Mink enteritis virus

Virus classification
- (unranked): Virus
- Realm: Monodnaviria
- Kingdom: Shotokuvirae
- Phylum: Cossaviricota
- Class: Quintoviricetes
- Order: Piccovirales
- Family: Parvoviridae
- Genus: Protoparvovirus
- Species: Carnivore protoparvovirus 1
- Virus: Mink enteritis virus

= Mink enteritis virus =

Species of virus

Mink enteritis virus (MEV) is a strain of Carnivore protoparvovirus 1 that infects mink and causes enteritis.

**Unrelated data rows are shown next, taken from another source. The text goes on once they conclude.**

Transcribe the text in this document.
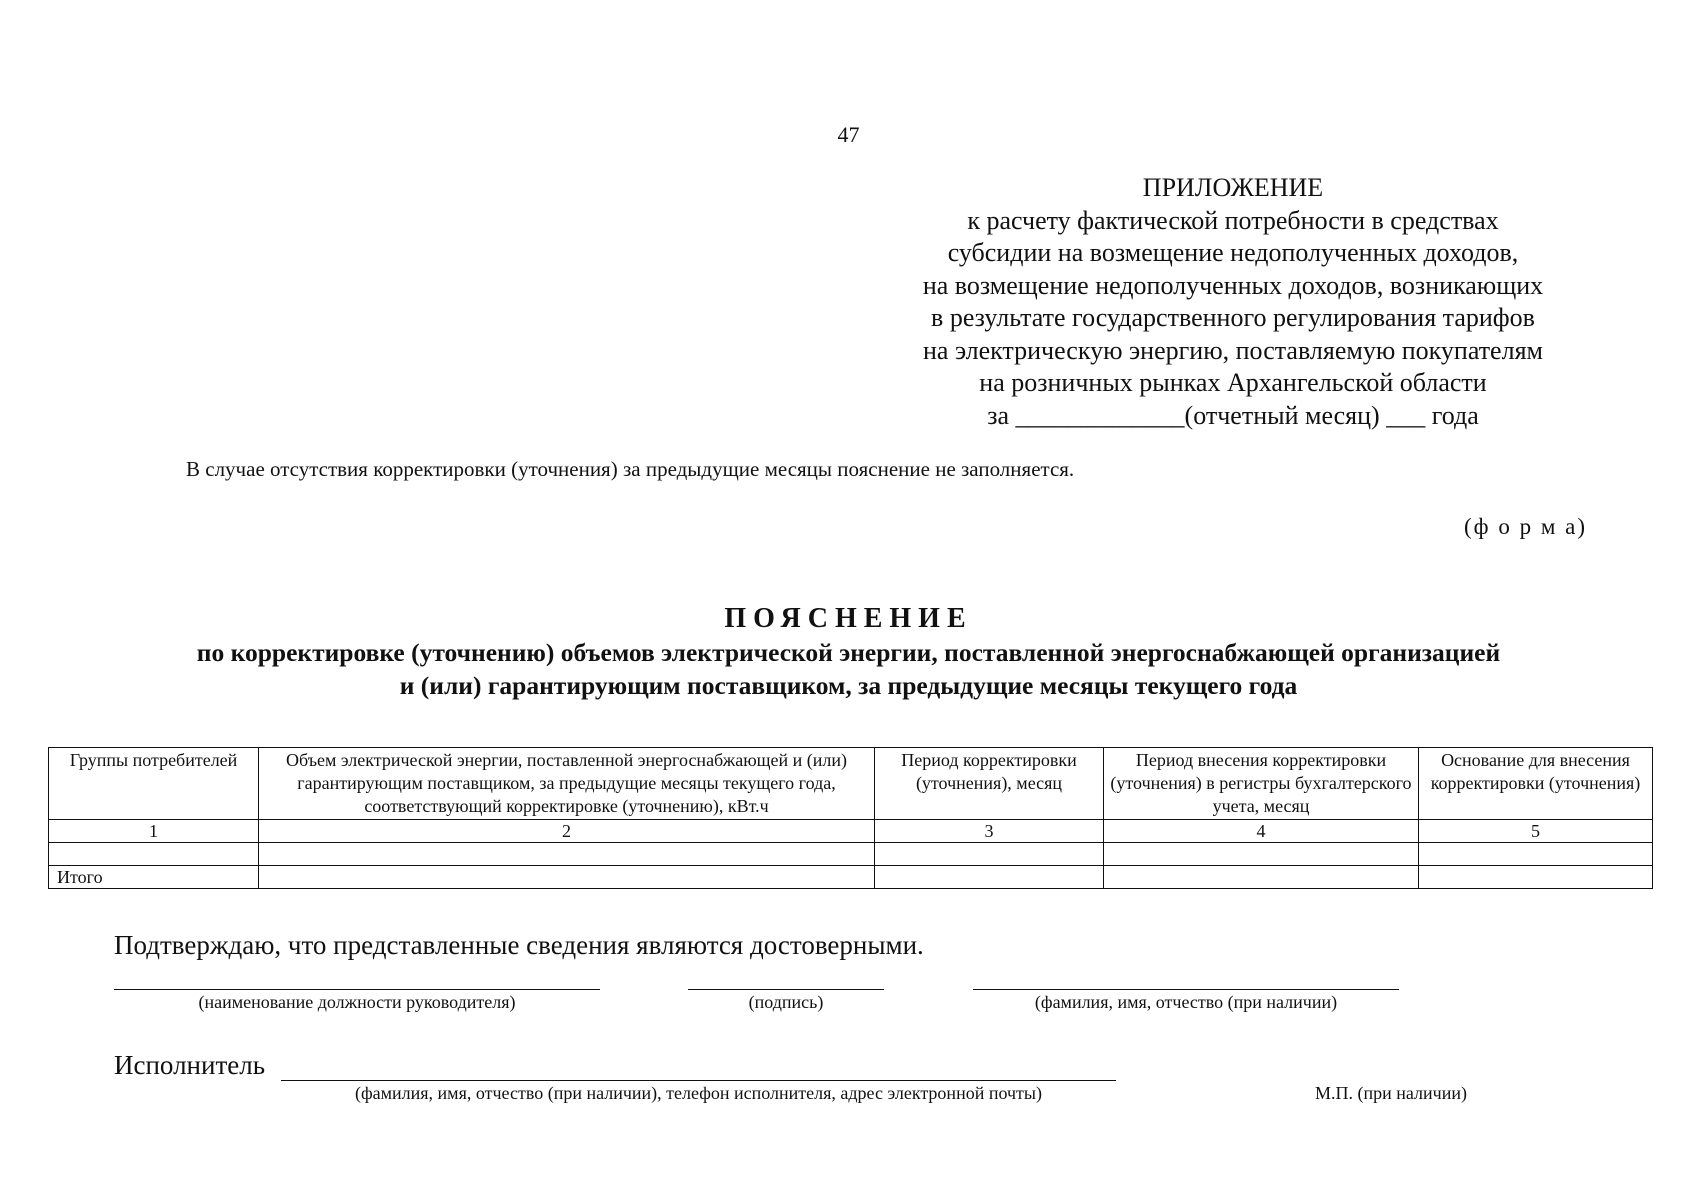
47
ПРИЛОЖЕНИЕ
к расчету фактической потребности в средствах
субсидии на возмещение недополученных доходов,
на возмещение недополученных доходов, возникающих
в результате государственного регулирования тарифов
на электрическую энергию, поставляемую покупателям
на розничных рынках Архангельской области
за _____________(отчетный месяц) ___ года
В случае отсутствия корректировки (уточнения) за предыдущие месяцы пояснение не заполняется.
(ф о р м а)
ПОЯСНЕНИЕ
по корректировке (уточнению) объемов электрической энергии, поставленной энергоснабжающей организацией
и (или) гарантирующим поставщиком, за предыдущие месяцы текущего года
Группы потребителей	Объем электрической энергии, поставленной энергоснабжающей и (или) гарантирующим поставщиком, за предыдущие месяцы текущего года, соответствующий корректировке (уточнению), кВт.ч	Период корректировки (уточнения), месяц	Период внесения корректировки (уточнения) в регистры бухгалтерского учета, месяц	Основание для внесения корректировки (уточнения)
1	2	3	4	5

Итого				
Подтверждаю, что представленные сведения являются достоверными.
(наименование должности руководителя)	(подпись)	(фамилия, имя, отчество (при наличии)
Исполнитель
(фамилия, имя, отчество (при наличии), телефон исполнителя, адрес электронной почты)	М.П. (при наличии)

Like all parvoviruses, it is a small (18–26 nm), spherical virus, and has a single-stranded DNA genome. The signs and symptoms of enteritis usually appear within 4–7 days after infection. The virus replicates in the cells of the crypt epithelium in the duodenum and jejunum and, to a lesser extent the ileum, colon and caecum. The severity of the disease is directly related to necrosis of the crypt epithelium.

Virus enteritis of mink was recognized first in 1947 when epizootics occurred among ranch mink in southern Canada. The disease subsequently spread to the United States and Europe.

== Types ==
There are at least three types of MEV. From an antigen perspective, MEV-1 is indistinguishable from feline panleukopenia virus (FPLV), so it's usually identified by the host it's isolated from. MEV-2 is similar to a blue fox parvovirus.

==Signs and symptoms==
Clinical signs include anorexia, vomiting and severe diarrhoea. Stools of affected animals usually contain large quantities of mucus and intestinal casts or "plugs" composed of fibrin, mucus and dead cells from intestinal mucosa. In immature animals, anorexia and diarrhoea usually occur about four days after exposure to infectious material and persist for four to seven days. However, infections have been reported in which anorexia was followed by death in 12 to 24 hours without the occurrence of diarrhoea. Mortality of 80 percent or more is possible in newly weaned kits. Mature mink often survive the disease after a period of sickness which may last several weeks. In addition to the overt signs a reduction of the number of leukocytes in the blood may be found in affected animals.

==Treatment==
Treatment consists of oral rehydration therapy in addition to supportive care. Surgical removal of necrotic tissue may be necessary.